Residents living in the homeless encampment under Houston’s 59 overpass got some good news recently when they received a temporary restraining order preventing the city from enforcing its anti-camping ban.
The reprieve did not last long.
Within 48 hours, the residents were forced to leave anyway, as Hurricane Harvey slammed into the region. The hurricane killed 70 people and left a path of destruction in its wake, which included at least 13,500 homes.
“The water was up to five to six feet high in that area,” said Dwight Boykins, city councilor of District D in Houston.
Despite the destruction, those living in the encampment are slowly making their way back, Boykins said. The water has since receded and Boykins estimated that about 30 of the original 70 tents that were in the area have returned. The residents living there are currently being represented by the National Law Center on Homelessness and Poverty in a suit challenging an amendment the city made to its Code of Ordinances banning the use of tents in public spaces, the centre said in a statement.

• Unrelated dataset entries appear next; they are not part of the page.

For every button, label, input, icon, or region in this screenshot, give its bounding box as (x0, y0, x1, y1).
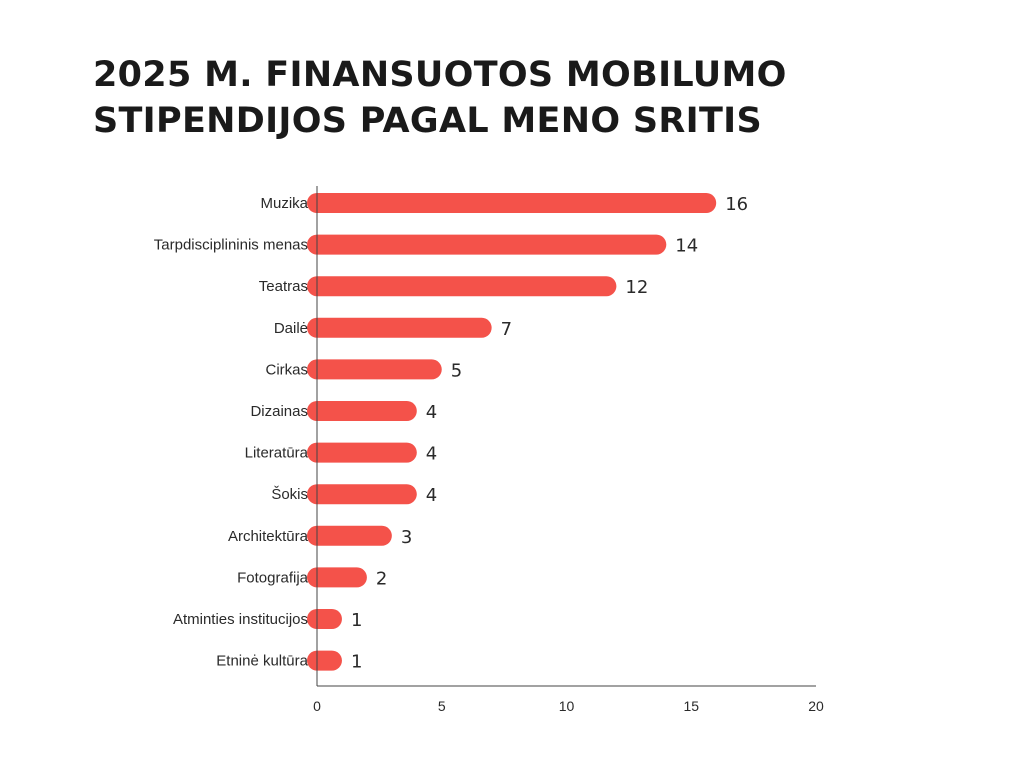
category-label: Dailė (274, 320, 308, 337)
bar (307, 484, 417, 505)
category-label: Etninė kultūra (216, 653, 308, 670)
value-label: 1 (351, 652, 362, 673)
category-label: Dizainas (250, 403, 308, 420)
value-label: 3 (401, 527, 412, 548)
value-label: 5 (451, 360, 462, 381)
bar (307, 359, 442, 380)
chart-title: 2025 M. FINANSUOTOS MOBILUMO STIPENDIJOS… (93, 55, 787, 141)
category-label: Atminties institucijos (173, 611, 308, 628)
bar (307, 276, 617, 297)
value-label: 4 (426, 444, 437, 465)
x-tick-label: 0 (313, 698, 321, 714)
value-label: 16 (725, 194, 748, 215)
bar (307, 442, 417, 463)
category-label: Fotografija (237, 569, 309, 586)
value-label: 14 (675, 236, 698, 257)
bar (307, 234, 667, 255)
value-label: 12 (625, 277, 648, 298)
x-tick-label: 20 (808, 698, 824, 714)
category-label: Architektūra (228, 528, 309, 545)
bar (307, 650, 342, 671)
bar (307, 193, 717, 213)
x-tick-label: 10 (559, 698, 575, 714)
category-label: Cirkas (265, 361, 308, 378)
bar (307, 525, 392, 546)
category-label: Tarpdisciplininis menas (154, 237, 308, 254)
value-label: 2 (376, 568, 387, 589)
category-label: Šokis (271, 486, 308, 503)
bar (307, 317, 492, 338)
value-label: 4 (426, 485, 437, 506)
x-tick-label: 5 (438, 698, 446, 714)
bar (307, 567, 367, 588)
category-label: Literatūra (245, 445, 309, 462)
category-label: Muzika (260, 195, 308, 212)
category-label: Teatras (259, 278, 308, 295)
bar (307, 401, 417, 421)
bar (307, 609, 342, 629)
x-tick-label: 15 (683, 698, 699, 714)
value-label: 4 (426, 402, 437, 423)
bars-layer (307, 193, 717, 671)
value-label: 1 (351, 610, 362, 631)
value-label: 7 (501, 319, 512, 340)
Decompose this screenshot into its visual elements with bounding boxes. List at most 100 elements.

About a week prior to the hurricane, police visited the encampment to issue citations and order those living there to remove their tents. Maria Foscarinis, executive director at the National Law Center on Homelessness & Poverty, said in a statement that those living in the encampment are “simply trying to survive.”
“When shelters are full, people experiencing homelessness have nowhere else to go,” Foscarinis said. “It’s an added cruelty to arrest them for life-sustaining activities such as sleeping.”

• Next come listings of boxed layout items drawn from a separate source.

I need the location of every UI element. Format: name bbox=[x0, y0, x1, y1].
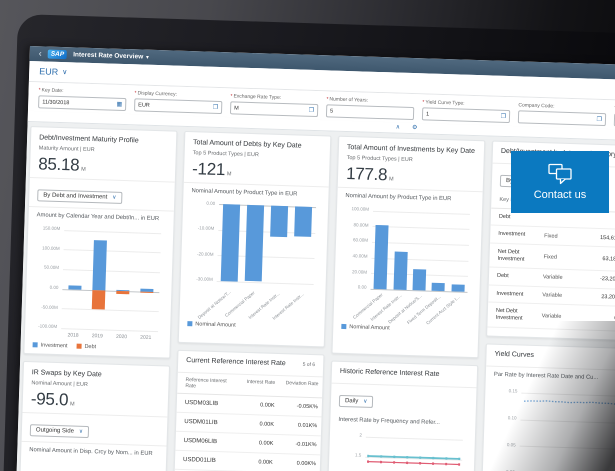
filter-field: *Display Currency: EUR ❐ bbox=[134, 90, 223, 115]
chevron-down-icon: ∨ bbox=[363, 398, 368, 405]
chevron-down-icon: ∨ bbox=[78, 428, 84, 435]
chat-bubbles-icon bbox=[547, 163, 572, 185]
card-ir-swaps[interactable]: IR Swaps by Key Date Nominal Amount | EU… bbox=[17, 360, 171, 471]
filter-value: M bbox=[234, 104, 239, 112]
filter-input[interactable]: 1 ❐ bbox=[421, 107, 511, 124]
filter-value: 1 bbox=[425, 110, 430, 118]
card-header: Debt/Investment Maturity Profile Maturit… bbox=[30, 127, 176, 181]
filter-value: 11/30/2018 bbox=[42, 98, 70, 106]
contact-us-button[interactable]: Contact us bbox=[511, 151, 609, 213]
kpi: -121 M bbox=[191, 158, 321, 181]
filter-field: *Key Date: 11/30/2018 ▦ bbox=[38, 87, 127, 112]
kpi: -95.0 M bbox=[30, 388, 160, 411]
screen: ‹ SAP Interest Rate Overview ▾ EUR ∨ *Ke… bbox=[15, 46, 615, 471]
chevron-down-icon: ∨ bbox=[112, 194, 117, 201]
kpi-value: -95.0 bbox=[30, 388, 69, 410]
card-subtitle: Maturity Amount | EUR bbox=[38, 145, 95, 153]
dropdown-label: Daily bbox=[344, 397, 359, 405]
legend-item: Investment bbox=[32, 342, 68, 349]
kpi-value: 177.8 bbox=[345, 163, 388, 185]
contact-us-label: Contact us bbox=[533, 189, 587, 201]
adapt-filters-icon[interactable]: ⚙ bbox=[411, 125, 418, 132]
value-help-icon[interactable]: ❐ bbox=[308, 107, 315, 114]
card-header: IR Swaps by Key Date Nominal Amount | EU… bbox=[23, 362, 169, 416]
back-icon[interactable]: ‹ bbox=[38, 48, 42, 59]
filter-field: *Number of Years: 5 bbox=[325, 96, 415, 121]
row-count: 5 of 6 bbox=[302, 361, 316, 369]
col-header: Reference Interest Rate bbox=[185, 376, 227, 390]
column-2: Total Amount of Debts by Key Date Top 5 … bbox=[172, 130, 332, 471]
card-title: Current Reference Interest Rate bbox=[186, 357, 286, 368]
calendar-icon[interactable]: ▦ bbox=[116, 101, 123, 108]
debts-bar-chart: 0.00 -10.00M -20.00M -30.00M Deposit at Noti… bbox=[180, 197, 329, 321]
investments-bar-chart: 100.00M 80.00M 60.00M 40.00M 20.00M 0.00 Comme… bbox=[334, 201, 483, 325]
card-investments[interactable]: Total Amount of Investments by Key Date … bbox=[331, 135, 486, 359]
chart-legend: Investment Debt bbox=[24, 338, 169, 359]
variant-selector[interactable]: EUR ∨ bbox=[39, 66, 67, 77]
filter-field: *Exchange Rate Type: M ❐ bbox=[229, 93, 319, 118]
legend-item: Debt bbox=[76, 343, 96, 350]
card-yield-curves[interactable]: Yield Curves Par Rate by Interest Rate D… bbox=[479, 343, 615, 471]
yield-line-chart: 0.150.100.050.00Fri Dec 130 2019 0530 20… bbox=[482, 380, 615, 471]
sap-logo: SAP bbox=[47, 49, 68, 60]
filter-field: Company Code: ❐ bbox=[517, 102, 607, 127]
card-subtitle: Top 5 Product Types | EUR bbox=[192, 149, 259, 158]
card-subtitle: Top 5 Product Types | EUR bbox=[346, 154, 413, 163]
view-dropdown[interactable]: Outgoing Side ∨ bbox=[29, 423, 90, 438]
kpi-unit: M bbox=[388, 176, 394, 183]
kpi-unit: M bbox=[81, 166, 86, 173]
filter-input[interactable]: ❐ bbox=[517, 110, 607, 127]
card-reference-rates[interactable]: Current Reference Interest Rate 5 of 6 R… bbox=[172, 349, 325, 471]
chevron-down-icon: ▾ bbox=[146, 54, 149, 61]
kpi: 177.8 M bbox=[345, 163, 475, 186]
app-title-text: Interest Rate Overview bbox=[73, 51, 144, 61]
reference-rates-rows: USDM03LIB 0.00K -0.05K% USDM01LIB 0.00K 0.01K… bbox=[174, 393, 323, 471]
frequency-dropdown[interactable]: Daily ∨ bbox=[338, 394, 374, 408]
chevron-down-icon: ∨ bbox=[62, 69, 68, 77]
value-help-icon[interactable]: ❐ bbox=[500, 113, 507, 120]
card-header: Total Amount of Debts by Key Date Top 5 … bbox=[184, 132, 330, 186]
variant-label: EUR bbox=[39, 66, 59, 77]
historic-line-chart: 21.510.5 bbox=[328, 425, 475, 471]
kpi: 85.18 M bbox=[38, 154, 167, 176]
card-subtitle: Nominal Amount | EUR bbox=[31, 379, 88, 388]
filter-field: *Yield Curve Type: 1 ❐ bbox=[421, 99, 511, 124]
app-title[interactable]: Interest Rate Overview ▾ bbox=[73, 51, 149, 60]
value-help-icon[interactable]: ❐ bbox=[596, 116, 603, 123]
collapse-header-icon[interactable]: ∧ bbox=[395, 124, 401, 131]
maturity-bar-chart: 150.00M 100.00M 50.00M 0.00 -50.00M -100.00M 2… bbox=[25, 221, 174, 342]
table-row[interactable]: USDD01LIB 0.00K 0.00K% bbox=[174, 450, 321, 471]
column-3: Total Amount of Investments by Key Date … bbox=[325, 135, 486, 471]
dropdown-label: By Debt and Investment bbox=[43, 192, 108, 201]
kpi-value: 85.18 bbox=[38, 154, 80, 175]
card-historic-rates[interactable]: Historic Reference Interest Rate Daily ∨… bbox=[325, 360, 479, 471]
filter-input[interactable]: 5 bbox=[325, 104, 415, 121]
card-header: Total Amount of Investments by Key Date … bbox=[338, 137, 484, 191]
interest-category-rows: Debt Investment Fixed 154,617.21K Net Debt I… bbox=[487, 208, 615, 332]
kpi-unit: M bbox=[69, 401, 75, 408]
filter-value: EUR bbox=[138, 101, 150, 109]
view-dropdown[interactable]: By Debt and Investment ∨ bbox=[37, 189, 123, 204]
col-header: Deviation Rate bbox=[285, 379, 319, 387]
card-title: Historic Reference Interest Rate bbox=[339, 367, 440, 379]
filter-input[interactable]: 11/30/2018 ▦ bbox=[38, 95, 127, 112]
value-help-icon[interactable]: ❐ bbox=[212, 104, 219, 111]
dropdown-label: Outgoing Side bbox=[35, 427, 75, 435]
table-row[interactable]: Net Debt InvestmentVariable0.00K bbox=[487, 302, 615, 332]
card-maturity-profile[interactable]: Debt/Investment Maturity Profile Maturit… bbox=[23, 126, 178, 359]
kpi-unit: M bbox=[226, 170, 232, 178]
card-debts[interactable]: Total Amount of Debts by Key Date Top 5 … bbox=[177, 130, 332, 348]
filter-input[interactable]: M ❐ bbox=[229, 101, 319, 118]
col-header: Interest Rate bbox=[246, 378, 276, 386]
kpi-value: -121 bbox=[191, 158, 226, 179]
filter-value: 5 bbox=[330, 107, 334, 115]
card-title: Yield Curves bbox=[494, 350, 535, 359]
column-1: Debt/Investment Maturity Profile Maturit… bbox=[17, 126, 178, 471]
filter-input[interactable]: EUR ❐ bbox=[134, 98, 223, 115]
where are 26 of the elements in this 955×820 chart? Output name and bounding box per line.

Boykins said that he is committed to helping those living in the encampment regardless of how many return. “We have beds available for people to transition,” Boykins said. “This is not an anti-homeless environment.”

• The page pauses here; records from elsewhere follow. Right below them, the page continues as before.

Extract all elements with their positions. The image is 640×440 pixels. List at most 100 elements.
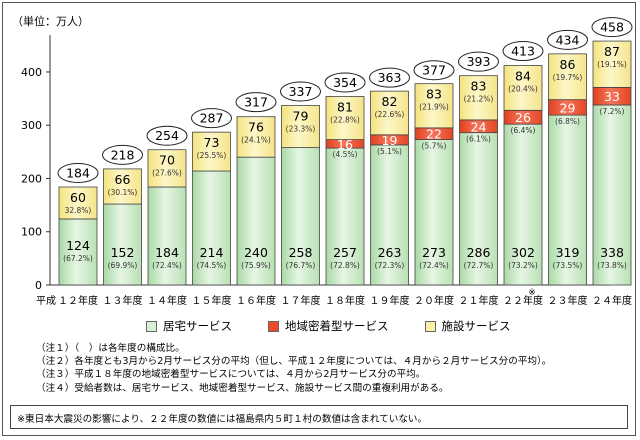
total-label: 363 [378, 70, 402, 85]
bar-segment-facility-care [281, 105, 320, 148]
legend-label-community-care: 地域密着型サービス [285, 319, 389, 333]
data-label-value: 152 [111, 245, 135, 260]
unit-label: （単位：万人） [12, 15, 89, 28]
data-label-value: 29 [560, 100, 576, 115]
data-label-percent: 32.8%) [65, 206, 92, 215]
data-label-percent: (20.4%) [508, 85, 538, 94]
y-tick-label: 300 [21, 119, 42, 132]
data-label-value: 214 [200, 245, 224, 260]
bar-segment-home-care [147, 186, 187, 286]
x-prefix-label: 平成 [36, 295, 56, 307]
legend-label-facility-care: 施設サービス [441, 319, 511, 333]
total-label: 393 [467, 54, 491, 69]
total-oval [591, 17, 633, 38]
data-label-value: 33 [604, 89, 620, 104]
data-label-percent: (30.1%) [108, 188, 138, 197]
bar-segment-home-care [459, 132, 498, 286]
data-label-percent: (24.1%) [241, 136, 271, 145]
total-oval [102, 144, 143, 165]
x-category-label: １７年度 [281, 294, 321, 307]
y-tick-label: 0 [35, 279, 42, 292]
bar-segment-facility-care [192, 131, 231, 172]
total-oval [57, 163, 99, 183]
data-label-percent: (27.6%) [152, 169, 182, 178]
total-oval [146, 125, 188, 146]
x-category-label: ２３年度 [548, 294, 588, 307]
bar-segment-home-care [192, 170, 231, 286]
total-label: 184 [66, 166, 90, 181]
data-label-percent: (75.9%) [241, 261, 271, 270]
x-category-label: １８年度 [325, 294, 365, 307]
data-label-value: 19 [382, 133, 398, 148]
x-category-label: １３年度 [103, 294, 143, 307]
legend-swatch-community-care [268, 320, 279, 332]
total-label: 254 [155, 128, 179, 143]
data-label-percent: (76.7%) [286, 261, 316, 270]
data-label-percent: (21.2%) [464, 95, 494, 104]
y-tick-label: 400 [21, 66, 42, 79]
bar-segment-facility-care [236, 116, 276, 158]
bar-segment-facility-care [147, 149, 187, 188]
data-label-value: 263 [378, 245, 402, 260]
legend-item-home-care: 居宅サービス [146, 318, 232, 334]
data-label-value: 338 [600, 245, 624, 260]
data-label-value: 82 [382, 94, 398, 109]
total-oval [191, 108, 232, 129]
bar-segment-facility-care [58, 186, 98, 220]
x-category-label: ２２年度 [503, 294, 543, 307]
x-category-label: １２年度 [58, 294, 98, 307]
data-label-percent: (67.2%) [63, 254, 93, 263]
x-category-label: １６年度 [236, 294, 276, 307]
data-label-value: 83 [426, 87, 442, 102]
total-label: 287 [200, 111, 224, 126]
data-label-value: 84 [515, 69, 531, 84]
data-label-value: 257 [333, 245, 357, 260]
total-label: 317 [244, 95, 268, 110]
total-label: 337 [289, 84, 313, 99]
data-label-value: 66 [115, 172, 131, 187]
total-oval [369, 67, 410, 88]
category-mark: ※ [528, 288, 536, 298]
data-label-percent: (22.6%) [375, 110, 405, 119]
data-label-percent: (22.8%) [330, 115, 360, 124]
data-label-percent: (73.5%) [553, 261, 583, 270]
bar-segment-facility-care [459, 75, 498, 121]
total-label: 413 [511, 44, 535, 59]
bar-segment-facility-care [592, 40, 632, 88]
x-category-label: ２０年度 [414, 294, 454, 307]
data-label-value: 273 [422, 245, 446, 260]
data-label-percent: (72.4%) [152, 261, 182, 270]
data-label-value: 124 [66, 238, 90, 253]
bar-segment-home-care [370, 144, 409, 286]
total-oval [502, 41, 544, 62]
bar-segment-home-care [503, 123, 543, 286]
total-oval [280, 81, 321, 102]
bar-segment-facility-care [548, 53, 587, 101]
bar-segment-home-care [103, 203, 142, 286]
legend-item-facility-care: 施設サービス [424, 318, 511, 334]
data-label-percent: (25.5%) [197, 151, 227, 160]
x-category-label: ２４年度 [592, 294, 632, 307]
note-2: （注２）各年度とも3月から2月サービス分の平均（但し、平成１２年度については、４… [36, 356, 552, 368]
x-category-label: １５年度 [192, 294, 232, 307]
data-label-value: 70 [159, 153, 175, 168]
total-oval [458, 51, 499, 72]
data-label-value: 81 [337, 99, 353, 114]
data-label-value: 86 [560, 57, 576, 72]
data-label-value: 87 [604, 44, 620, 59]
x-category-label: ２１年度 [459, 294, 499, 307]
data-label-percent: (73.2%) [508, 261, 538, 270]
data-label-value: 184 [155, 245, 179, 260]
data-label-percent: (72.4%) [419, 261, 449, 270]
x-category-label: １４年度 [147, 294, 187, 307]
data-label-value: 240 [244, 245, 268, 260]
total-oval [547, 29, 588, 50]
note-4: （注４）受給者数は、居宅サービス、地域密着型サービス、施設サービス間の重複利用が… [36, 382, 449, 394]
data-label-value: 16 [337, 137, 353, 152]
bar-segment-facility-care [370, 90, 409, 136]
x-category-label: １９年度 [370, 294, 410, 307]
y-tick-label: 100 [21, 226, 42, 239]
total-label: 377 [422, 63, 446, 78]
data-label-value: 22 [426, 127, 442, 142]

Boykins said that the “ultimate goal” of the camping ban is not to make homeless people leave the area but to try and get them help, such as housing solutions and mental health treatment, while acknowledging the situation is complicated.
The city councilor categorised people on the street in Houston as either those who have fallen on hard times, people with mental illnesses, or con artists. “We want to help as many homeless people that want help,” Boykins said. “But these con artists, I don’t have time for [them].”